Our plutocracy in Zimbabwe, truly believes that it has the inalienable right to political power and will do all it can, to force that reality on its citizens. It stifles public debate, criminalizes alternative views and seeks to continually create an illusion of its invincibility. It uses disinformation, cohesion, incarceration and if necessary, violence, to force its ideas onto us, its citizens. It continues to deny the possibility that there is a better way and will seek to damage personal initiative and ambition in all instances. Like an octopus, its tentacles must lay claim to all fortunes to be made and on those who might make them.
Its minions, be they hawkers, professors, governors, senators, chiefs, bishops spies, dealers, small time farmers and drunkards alike, have become an amorphous conglomeration of willing political factions, who must blindly endorse and partake in its activities and crimes, while expecting to be the beneficiaries of its largesse.
What this has done over time, is to stifle objective judgment and postponed the urgency of us dealing honestly with the pressing socio economic problems we face. I have seen grown educated men in suits, continuing to blame sanctions and others for our economic problems, scared to admit that indeed ZANU (PF) has failed. In fact the truth of the matter is that, ZANU (PF) never had a solution in the first place. They have never figured out this economy since 1980. This can be easily proved by how everything, almost everything which they have touched has been in slow decline, a day at a time.
Each day that I pursue issues, I am chilled at the depth of the wound that ZANU (PF) has inflicted upon this land and our national psyche. This applies especially to the older generation of Zimbabweans, who have effectively given up on any hope for change, because the wound inflicted, is so deep and permanent.
They remind me of the phenomenon where, if you shackle an elephant in one spot for long enough, and then remove the shackles, it will not move an inch believing the shackles to still exist. I now deliberately avoid talking to some of them about creating a better future in Zimbabwe because it pains me to see such despondency and lack of hope in their eyes.
What is further perplexing is the fact that, even though we Zimbabweans are in general known as educated and hard working, we seem almost incapable to use that education and that hard work to apply solutions that improve our life conditions. In other words, we have become a nation of educated fools, who may have all the academic accolades, but are incompetent in shaping their circumstances. Instead most have joined the gravy train and are quick to use the name of ZANU (PF) to get what they want. From occupying churches for personal gain to cheap market stalls at Mbare musika, all blindly claim allegiance to the party and use its name to injure fellow citizens. Principles, conflict of interests, ethics have become the armor of the foolish, while corruption and unprecedented greed have become the sword of success.

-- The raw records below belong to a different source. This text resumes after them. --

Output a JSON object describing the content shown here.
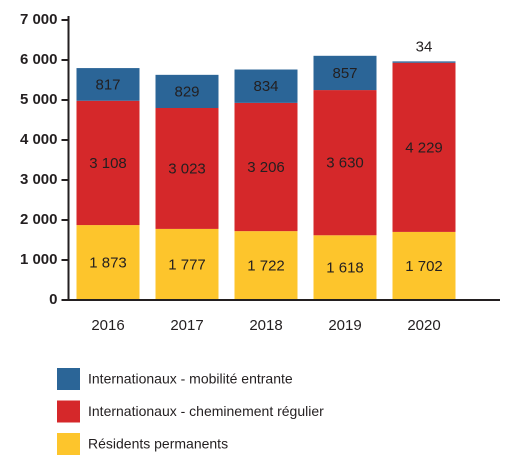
{
  "chart_data": {
    "type": "stacked_bar",
    "categories": [
      "2016",
      "2017",
      "2018",
      "2019",
      "2020"
    ],
    "series": [
      {
        "name": "Internationaux - mobilité entrante",
        "color": "#2b6597",
        "values": [
          817,
          829,
          834,
          857,
          34
        ],
        "value_labels": [
          "817",
          "829",
          "834",
          "857",
          "34"
        ]
      },
      {
        "name": "Internationaux - cheminement régulier",
        "color": "#d5282a",
        "values": [
          3108,
          3023,
          3206,
          3630,
          4229
        ],
        "value_labels": [
          "3 108",
          "3 023",
          "3 206",
          "3 630",
          "4 229"
        ]
      },
      {
        "name": "Résidents permanents",
        "color": "#fdc52c",
        "values": [
          1873,
          1777,
          1722,
          1618,
          1702
        ],
        "value_labels": [
          "1 873",
          "1 777",
          "1 722",
          "1 618",
          "1 702"
        ]
      }
    ],
    "ylim": [
      0,
      7000
    ],
    "yticks": [
      0,
      {
        "value": 1000,
        "label": "1 000"
      },
      {
        "value": 2000,
        "label": "2 000"
      },
      {
        "value": 3000,
        "label": "3 000"
      },
      {
        "value": 4000,
        "label": "4 000"
      },
      {
        "value": 5000,
        "label": "5 000"
      },
      {
        "value": 6000,
        "label": "6 000"
      },
      {
        "value": 7000,
        "label": "7 000"
      }
    ]
  }
}
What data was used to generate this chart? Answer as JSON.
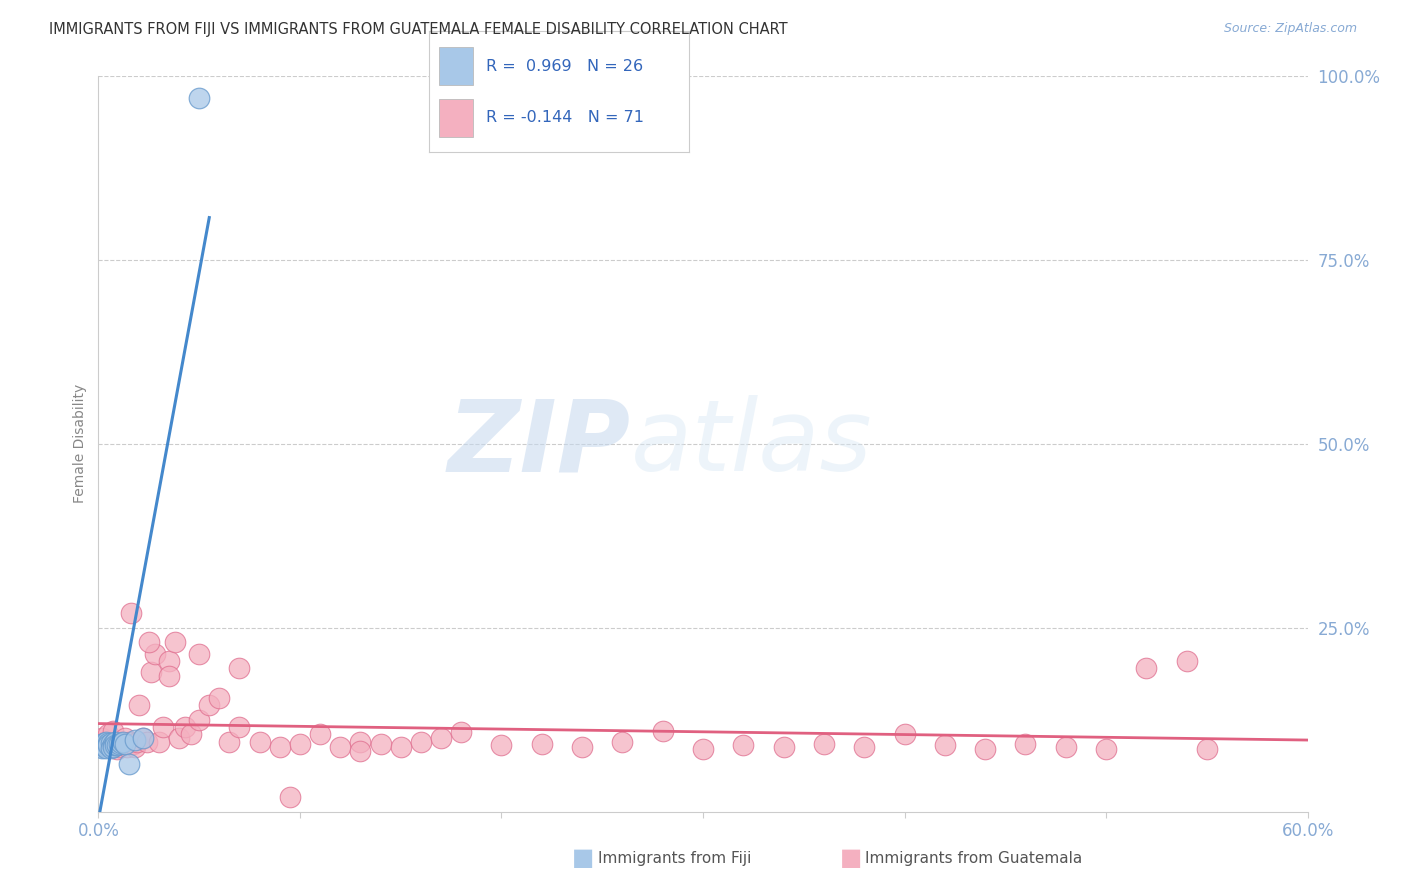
{
  "title": "IMMIGRANTS FROM FIJI VS IMMIGRANTS FROM GUATEMALA FEMALE DISABILITY CORRELATION CHART",
  "source": "Source: ZipAtlas.com",
  "ylabel": "Female Disability",
  "xlim": [
    0.0,
    0.6
  ],
  "ylim": [
    0.0,
    1.0
  ],
  "fiji_color": "#a8c8e8",
  "fiji_edge_color": "#6699cc",
  "guatemala_color": "#f4b0c0",
  "guatemala_edge_color": "#e07090",
  "regression_fiji_color": "#4488cc",
  "regression_guatemala_color": "#e06080",
  "fiji_R": 0.969,
  "fiji_N": 26,
  "guatemala_R": -0.144,
  "guatemala_N": 71,
  "watermark_zip": "ZIP",
  "watermark_atlas": "atlas",
  "background_color": "#ffffff",
  "grid_color": "#cccccc",
  "title_color": "#333333",
  "axis_label_color": "#888888",
  "tick_label_color": "#88aad4",
  "source_color": "#88aad4",
  "legend_text_color": "#3366bb",
  "legend_box_fiji": "#a8c8e8",
  "legend_box_guatemala": "#f4b0c0",
  "fiji_x": [
    0.001,
    0.002,
    0.002,
    0.002,
    0.003,
    0.003,
    0.003,
    0.004,
    0.004,
    0.005,
    0.005,
    0.006,
    0.006,
    0.007,
    0.007,
    0.008,
    0.008,
    0.009,
    0.01,
    0.011,
    0.012,
    0.013,
    0.015,
    0.018,
    0.022,
    0.05
  ],
  "fiji_y": [
    0.09,
    0.092,
    0.088,
    0.086,
    0.093,
    0.089,
    0.091,
    0.095,
    0.087,
    0.094,
    0.09,
    0.093,
    0.087,
    0.092,
    0.088,
    0.095,
    0.091,
    0.09,
    0.092,
    0.093,
    0.095,
    0.092,
    0.065,
    0.098,
    0.1,
    0.97
  ],
  "guat_x": [
    0.002,
    0.003,
    0.004,
    0.005,
    0.006,
    0.007,
    0.008,
    0.009,
    0.01,
    0.011,
    0.012,
    0.013,
    0.014,
    0.015,
    0.016,
    0.017,
    0.018,
    0.019,
    0.02,
    0.022,
    0.024,
    0.026,
    0.028,
    0.03,
    0.032,
    0.035,
    0.038,
    0.04,
    0.043,
    0.046,
    0.05,
    0.055,
    0.06,
    0.065,
    0.07,
    0.08,
    0.09,
    0.1,
    0.11,
    0.12,
    0.13,
    0.14,
    0.15,
    0.16,
    0.17,
    0.18,
    0.2,
    0.22,
    0.24,
    0.26,
    0.28,
    0.3,
    0.32,
    0.34,
    0.36,
    0.38,
    0.4,
    0.42,
    0.44,
    0.46,
    0.48,
    0.5,
    0.52,
    0.54,
    0.55,
    0.025,
    0.035,
    0.05,
    0.07,
    0.095,
    0.13
  ],
  "guat_y": [
    0.1,
    0.095,
    0.09,
    0.105,
    0.088,
    0.11,
    0.092,
    0.085,
    0.088,
    0.095,
    0.092,
    0.1,
    0.088,
    0.095,
    0.27,
    0.092,
    0.088,
    0.095,
    0.145,
    0.1,
    0.095,
    0.19,
    0.215,
    0.095,
    0.115,
    0.205,
    0.23,
    0.1,
    0.115,
    0.105,
    0.125,
    0.145,
    0.155,
    0.095,
    0.115,
    0.095,
    0.088,
    0.092,
    0.105,
    0.088,
    0.095,
    0.092,
    0.088,
    0.095,
    0.1,
    0.108,
    0.09,
    0.092,
    0.088,
    0.095,
    0.11,
    0.085,
    0.09,
    0.088,
    0.092,
    0.088,
    0.105,
    0.09,
    0.085,
    0.092,
    0.088,
    0.085,
    0.195,
    0.205,
    0.085,
    0.23,
    0.185,
    0.215,
    0.195,
    0.02,
    0.082
  ]
}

We must be wise and use the wisdom of the Eskimo, who, when hunting the wolf, finds a long sharp knife and drenches it in fresh blood and freezes it in the cold ice. He then adds some more fresh blood until the knife is thick with layers of fresh frozen blood. He carefully places the knife in the snow, with the sharp edge facing upwards and waits. In the morning, he wakes up to find a dead wolf. A wolf that would have licked the knife’s sharp edge to its death while tasting the delicious warm blood as it begins cuts its own tongue.
Through its own actions and its crimes, we shall see the wolf continue to drink its own warm blood, believing it to be the delicious rewards of years of violence, corruption and the suppression of the will of reasonable and well meaning Zimbabweans.
Zimbabwe is indeed poised for a great future.